2) It is also clear from the definitions, that
$$\langle f(T)x,y\rangle = \int_{\sigma(T)}fdE_{x,y}.$$ But why does it follow, that $f(T)$ is in the weak-operator closure of the C*-subalgebra generated by $T$?
[Since stepfunctions made up of Borel measurable sets are dense in $B_{\infty}(\sigma(T))$ it does not seem too difficult to show, that part (1) implies that $f(T)$ belongs $A$. But how do we conclude, that f(T) belongs to the weak-operator closure of the C*-subalgebra generated by $T$?]
Update: There is a related question, the answer to which might trivialize the above questions: Given some normal operator $T \in B(H)$, what is the range of the Borel functional calculus $f \mapsto f(T)$, $B_{\infty}(\sigma(T)) \to B(H)$? Does $f(T)$ always belong to some nice subset of $B(H)$ related to $T$? And why? Kehe Zhu does not mention this, but I guess there is some simple answer.
The answer is that $f(T)$ always belongs to the von Neumann algebra generated by $T$. You can see that precisely via the two questions you are asking:
$E(S)$ belongs to $A$: It is easy to see that $E(S)$ is in the double commutant of $T$; from the fact that $T$ is normal, the commutant of $T$ is a von Neumann algebra (the only non-trivial part is that of adjoints, which follows from the Fuglede-Putnam Theorem).
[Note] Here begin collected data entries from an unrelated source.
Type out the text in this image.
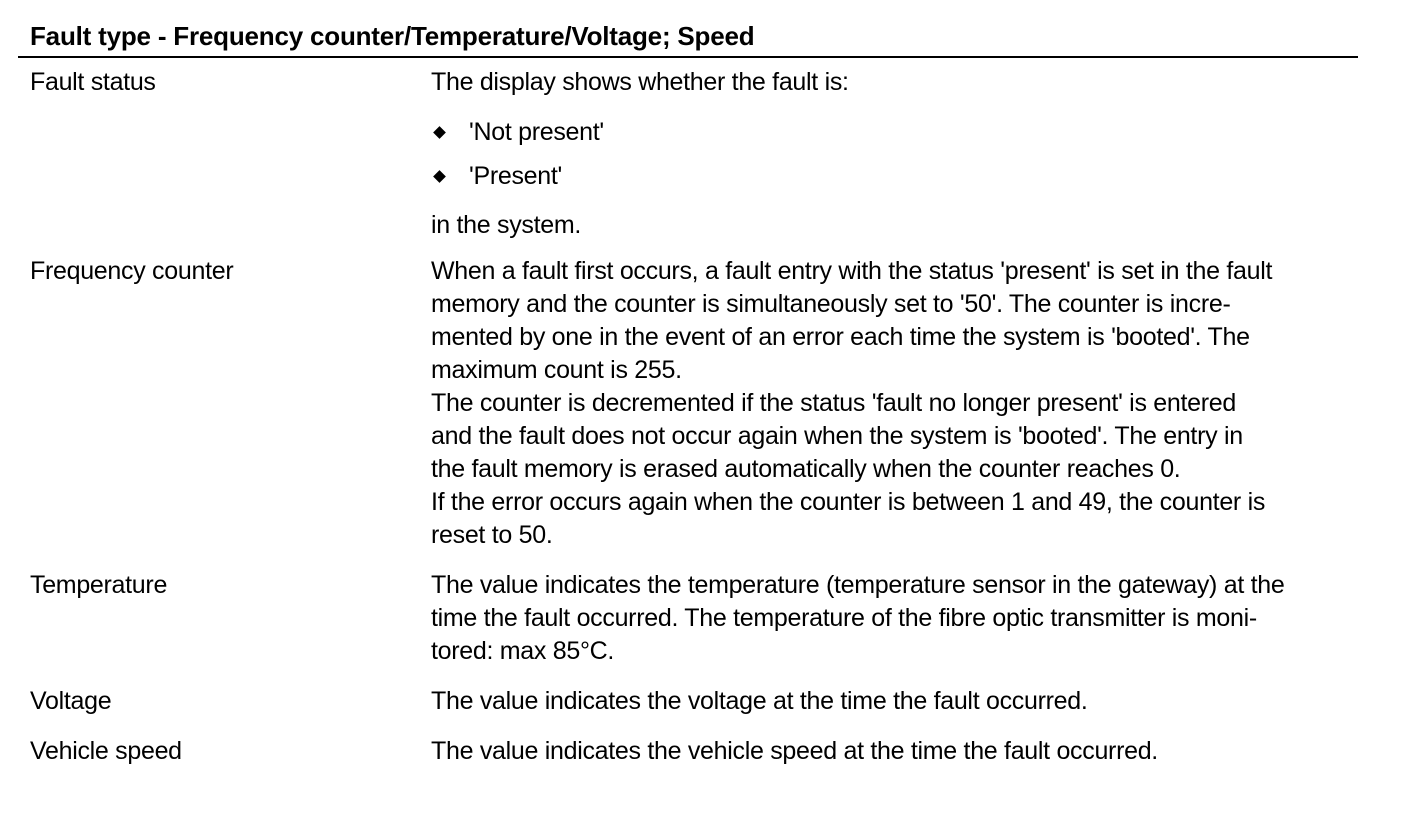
Fault type - Frequency counter/Temperature/Voltage; Speed
Fault status	The display shows whether the fault is:

'Not present'
'Present'

in the system.

Frequency counter	When a fault first occurs, a fault entry with the status 'present' is set in the fault
memory and the counter is simultaneously set to '50'. The counter is incre-
mented by one in the event of an error each time the system is 'booted'. The
maximum count is 255.
The counter is decremented if the status 'fault no longer present' is entered
and the fault does not occur again when the system is 'booted'. The entry in
the fault memory is erased automatically when the counter reaches 0.
If the error occurs again when the counter is between 1 and 49, the counter is
reset to 50.
Temperature	The value indicates the temperature (temperature sensor in the gateway) at the
time the fault occurred. The temperature of the fibre optic transmitter is moni-
tored: max 85°C.
Voltage	The value indicates the voltage at the time the fault occurred.
Vehicle speed	The value indicates the vehicle speed at the time the fault occurred.
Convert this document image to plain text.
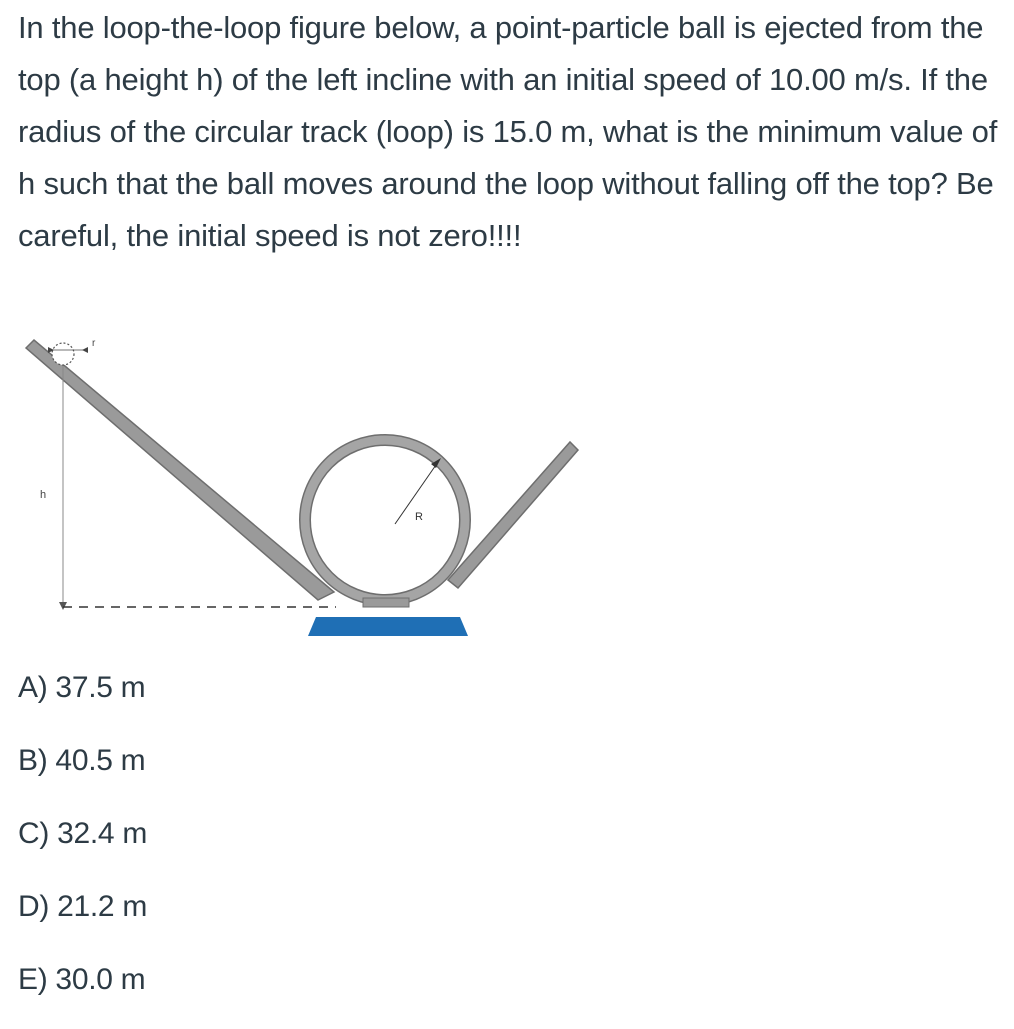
In the loop-the-loop figure below, a point-particle ball is ejected from the top (a height h) of the left incline with an initial speed of 10.00 m/s. If the radius of the circular track (loop) is 15.0 m, what is the minimum value of h such that the ball moves around the loop without falling off the top? Be careful, the initial speed is not zero!!!!

r
h
R
A) 37.5 m
B) 40.5 m
C) 32.4 m
D) 21.2 m
E) 30.0 m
So $E(S)$ belongs to any von Neumann algebra that contains $T$.
This is the same as question 1, only with $f$ instead of $\chi_S$. Since the integral $\langle f(T)x,y\rangle$ is a limit of integrals of simple functions, this gives you $f(T)$ as a wot limit of linear combinations of projections, and by part 1 these linear combinations are in the von Neumann algebra generated by $T$.